Egyptian Antiquities Safe After Museum’s Looting, Official Says
The Egyptian National Museum is safe, and cultural artifacts damaged by vandals who broke into the building during anti-government protests can be restored, the head of the country’s Supreme Council of Antiquities said.
Tourism police aided by protesters earlier apprehended nine men in connection with looting at the museum, Zahi Hawass, the council’s secretary general, said yesterday. Dozens of demonstrators had stood guard around the building, one of Cairo’s biggest tourist attractions, to protect it until troops arrived, he said.
“If you shut the lights in New York City for one hour, the people will rob everything in all the shops,” Hawass said in an interview at his office. “What’s happening is normal. Thankfully, all the damaged items can be restored.”

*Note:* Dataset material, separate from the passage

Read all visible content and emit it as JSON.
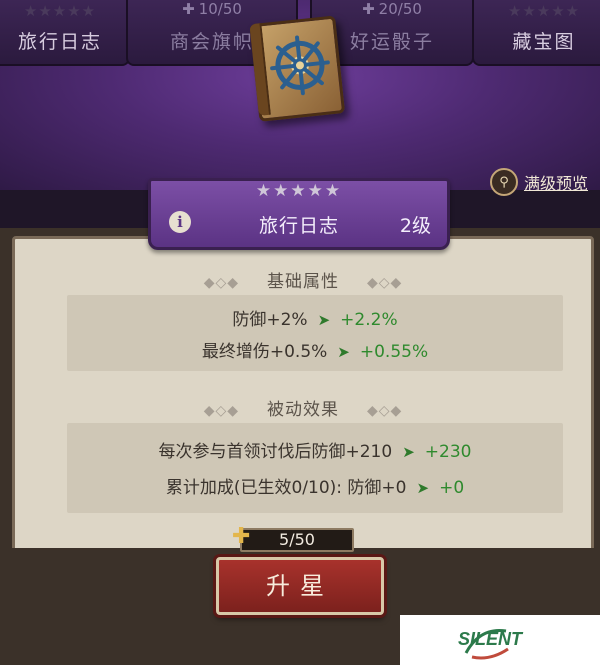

Tens of thousands of people gathered in the city’s Tahrir Square and across the country demanding that President Hosni Mubarak step down, and most of the city’s historic sites, including the pyramids, remained off limits to the public.
Protesters flashing ‘V for victory’ signs posed for photographs with Egyptian soldiers yesterday in front of the closed museum, which was surrounded by about a dozen military tanks. The museum appeared intact, though blackened in places by smoke from a fire that had gutted the headquarters of the ruling National Democratic Party in an adjacent building.
The walls surrounding the museum were daubed in black graffiti that said “No to Mubarak” and “Surrender Mubarak.”
“The marchers are calling for a change of government, but this vandalism is a criminal act,” Hawass said.
The intruders used ropes to descend from the museum’s roof and force their way inside from a fire escape, he said. They broke open 14 display cases in the museum’s Late Period and King Tutankhamun exhibits, in search of gold. Finding none, they shattered statures, including one of the ancient goddess Isis, and smashed some of the museum’s royal mummies, Hawass said.
Police recovered two mummified skulls and other artifacts when they captured the men, he said, adding that he believed the relics could be repaired close to their original condition.
Tourism accounts for 13 percent of jobs in the Arab country. The government aims to attract 16 million tourists in 2011, expecting them to bring in $14 billion in revenue, Tourism Minister Zoheir Garranah said in an interview in October.
Hawass said he expects tourism to recover “after some time,” depending on how soon the political situation stabilizes.
Flights continued to face delays at Cairo International Airport, and hundreds of tourists camped in the terminals, hoping to find seat on aircraft leaving the country.
“I’m so scared,” said Margaret Wilson of Seattle who arrived Jan. 28, at the height of the protests, with plans to stay for a week. “Nobody has been able to tell us what’s going on, and we can’t find an earlier flight.”
Some foreigners opted to wait out the upheaval and try to make the most of their time in Egypt.
“Our trip today to the pyramids was canceled, and we are waiting to hear if our cruise to Luxor is still on,” said Haarold Osvold, a civil engineer from Malaga, Spain, traveling with his wife.
“If it’s canceled,” he said, “then we’ll try our luck at going home.”